En 1929, les marchés boursiers ne sont pas à la portée des ouvriers du textile ou des commis de magasins qui font 9 $ par semaine. Aussi, on peut supposer que peu de Magogois sont affectés par la panique boursière du mois d’octobre.
Mais lorsque le ralentissement de l’économie atteint le secteur industriel, personne n’est épargné. Les premiers signes du marasme se manifestent au début de 1930. En mai, le pharmacien Rodolphe Éthier reconnaît que « les choses sont très tranquilles depuis quelques mois ». Dans les semaines qui suivent, le maire Colin MacPherson écrit au ministre des Travaux publics pour lui faire part de ses inquiétudes. Compter 300 chômeurs de plus qu’à l’habitude dans une ville de 6 000 habitants, c’est assez pour crier au loup.

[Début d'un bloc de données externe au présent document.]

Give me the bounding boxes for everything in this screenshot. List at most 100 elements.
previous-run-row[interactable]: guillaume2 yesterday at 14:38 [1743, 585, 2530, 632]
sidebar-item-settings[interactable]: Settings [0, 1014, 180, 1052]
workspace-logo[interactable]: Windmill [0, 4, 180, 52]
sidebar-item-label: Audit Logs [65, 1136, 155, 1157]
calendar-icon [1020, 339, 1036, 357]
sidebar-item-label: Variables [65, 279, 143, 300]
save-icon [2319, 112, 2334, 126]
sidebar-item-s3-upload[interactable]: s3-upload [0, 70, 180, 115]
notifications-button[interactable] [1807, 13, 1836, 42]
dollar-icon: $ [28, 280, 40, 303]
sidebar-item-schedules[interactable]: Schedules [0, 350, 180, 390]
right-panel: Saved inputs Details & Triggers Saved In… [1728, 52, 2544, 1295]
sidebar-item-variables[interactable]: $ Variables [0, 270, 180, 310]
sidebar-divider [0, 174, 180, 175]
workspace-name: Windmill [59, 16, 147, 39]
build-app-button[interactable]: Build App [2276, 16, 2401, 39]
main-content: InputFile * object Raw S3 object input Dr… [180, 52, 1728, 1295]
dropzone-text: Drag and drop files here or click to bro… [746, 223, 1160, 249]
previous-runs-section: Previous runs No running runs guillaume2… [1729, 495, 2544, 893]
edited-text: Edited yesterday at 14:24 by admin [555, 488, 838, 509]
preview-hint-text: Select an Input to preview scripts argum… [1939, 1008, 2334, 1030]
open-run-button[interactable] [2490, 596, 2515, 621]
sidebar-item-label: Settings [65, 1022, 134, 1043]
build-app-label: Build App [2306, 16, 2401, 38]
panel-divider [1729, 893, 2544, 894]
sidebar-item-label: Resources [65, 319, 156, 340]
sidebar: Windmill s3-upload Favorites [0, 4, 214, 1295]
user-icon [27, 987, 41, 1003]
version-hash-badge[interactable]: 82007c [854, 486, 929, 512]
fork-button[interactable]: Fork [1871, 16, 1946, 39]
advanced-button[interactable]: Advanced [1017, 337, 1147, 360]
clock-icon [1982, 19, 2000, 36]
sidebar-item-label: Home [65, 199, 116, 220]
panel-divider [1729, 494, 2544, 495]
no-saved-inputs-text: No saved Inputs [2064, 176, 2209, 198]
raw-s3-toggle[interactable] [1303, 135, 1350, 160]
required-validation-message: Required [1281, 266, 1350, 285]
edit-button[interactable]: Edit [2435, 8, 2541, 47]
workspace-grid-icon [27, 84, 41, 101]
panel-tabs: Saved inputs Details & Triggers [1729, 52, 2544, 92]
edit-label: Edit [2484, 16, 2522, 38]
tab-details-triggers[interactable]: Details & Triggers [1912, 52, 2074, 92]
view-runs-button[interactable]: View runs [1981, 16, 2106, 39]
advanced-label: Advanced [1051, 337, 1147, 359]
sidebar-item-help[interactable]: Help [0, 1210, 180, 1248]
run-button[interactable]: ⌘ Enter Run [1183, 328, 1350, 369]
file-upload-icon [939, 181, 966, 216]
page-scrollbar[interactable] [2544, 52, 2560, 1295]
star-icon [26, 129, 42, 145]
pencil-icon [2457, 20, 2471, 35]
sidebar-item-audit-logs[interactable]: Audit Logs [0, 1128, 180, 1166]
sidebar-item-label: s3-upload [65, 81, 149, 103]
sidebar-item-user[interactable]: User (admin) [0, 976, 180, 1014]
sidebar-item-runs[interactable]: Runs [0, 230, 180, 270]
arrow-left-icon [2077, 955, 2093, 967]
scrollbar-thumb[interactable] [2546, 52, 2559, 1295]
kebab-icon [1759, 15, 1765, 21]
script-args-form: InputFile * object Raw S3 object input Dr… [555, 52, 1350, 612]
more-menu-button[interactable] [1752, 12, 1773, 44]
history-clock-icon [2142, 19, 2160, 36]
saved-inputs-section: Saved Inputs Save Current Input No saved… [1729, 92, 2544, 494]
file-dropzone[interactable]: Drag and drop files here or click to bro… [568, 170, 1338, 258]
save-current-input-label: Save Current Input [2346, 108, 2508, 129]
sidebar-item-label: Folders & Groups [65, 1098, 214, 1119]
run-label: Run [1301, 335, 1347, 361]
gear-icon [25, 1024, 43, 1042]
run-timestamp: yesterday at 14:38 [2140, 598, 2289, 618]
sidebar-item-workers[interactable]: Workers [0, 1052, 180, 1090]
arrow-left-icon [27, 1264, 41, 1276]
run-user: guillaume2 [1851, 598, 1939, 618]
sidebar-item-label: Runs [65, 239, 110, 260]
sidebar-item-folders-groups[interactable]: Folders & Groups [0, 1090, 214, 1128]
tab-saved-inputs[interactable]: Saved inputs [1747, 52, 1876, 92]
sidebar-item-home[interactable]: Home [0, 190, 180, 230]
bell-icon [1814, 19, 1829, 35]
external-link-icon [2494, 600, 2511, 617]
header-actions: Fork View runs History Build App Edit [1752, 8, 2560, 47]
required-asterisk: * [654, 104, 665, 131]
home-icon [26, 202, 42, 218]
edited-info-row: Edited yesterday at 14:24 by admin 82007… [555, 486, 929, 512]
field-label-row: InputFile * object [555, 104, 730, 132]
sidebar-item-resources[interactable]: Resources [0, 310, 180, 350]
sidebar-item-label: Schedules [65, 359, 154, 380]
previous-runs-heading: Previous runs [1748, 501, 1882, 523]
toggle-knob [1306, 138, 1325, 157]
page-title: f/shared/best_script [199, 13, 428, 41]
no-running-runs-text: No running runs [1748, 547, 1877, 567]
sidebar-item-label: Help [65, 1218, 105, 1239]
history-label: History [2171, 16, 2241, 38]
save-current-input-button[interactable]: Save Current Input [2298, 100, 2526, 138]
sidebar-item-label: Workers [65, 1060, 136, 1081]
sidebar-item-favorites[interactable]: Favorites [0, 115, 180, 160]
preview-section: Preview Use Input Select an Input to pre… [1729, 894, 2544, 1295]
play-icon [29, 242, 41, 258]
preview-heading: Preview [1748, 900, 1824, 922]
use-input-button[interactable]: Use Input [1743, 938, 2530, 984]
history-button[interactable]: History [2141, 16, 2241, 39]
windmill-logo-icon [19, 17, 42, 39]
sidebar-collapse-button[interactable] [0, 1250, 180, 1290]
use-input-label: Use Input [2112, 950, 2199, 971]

Avec un budget d’environ 140 000 $, l’administration municipale se retrouve vite à court de ressources. Pour aider les sans-emplois, les gouvernements instaurent les Secours directs et financent des programmes de travaux publics. Pour 1 $ par jour, parfois moins, les chômeurs réparent des routes comme la 1, entre Magog et Granby, installent des égouts, érigent des murs de soutènement à la pointe Merry ou défrichent des terrains au parc du Mont-Orford, fondé en 1938.
Y a-t-il assez d’ouvrage pour tous ? Bien sûr que non. Mais grâce à un relèvement des tarifs douaniers sur le textile, la Dominion Textile évite le pire. Après une période pendant laquelle elles n’offrent que 3 ou 4 jours de travail par semaine, la filature et l’imprimerie retrouvent leur élan et prennent même de l’expansion. En 1935, plus de 1 500 personnes y gagnent leur vie. Le mot se répand. Enviable par rapport à celle d’autres villes du Québec, la situation magogoise attire les chômeurs de l’extérieur. Ce qui ne plaît pas toujours aux locaux qui voudraient qu’on pense d’abord à eux.
Magog n’a pas été épargnée par la crise. Mais à l’exception de quelques ralentissements (1930-1933, 1938-1939), le bilan de la décennie reste étonnamment positif. La population passe de 6 302 à 9 034 habitants et la situation financière de la Ville se bonifie, avec une dette et un taux de taxation à la baisse par rapport à 1929. Pas si mal pour une crise ! D’autant plus que les rues et le système d’égouts sont améliorés au cours de cette période qui laissera également en héritage aux Magogois des bâtisses comme l’aréna de la rue Sherbrooke, le collège Sainte-Marguerite et l’hôpital La Providence.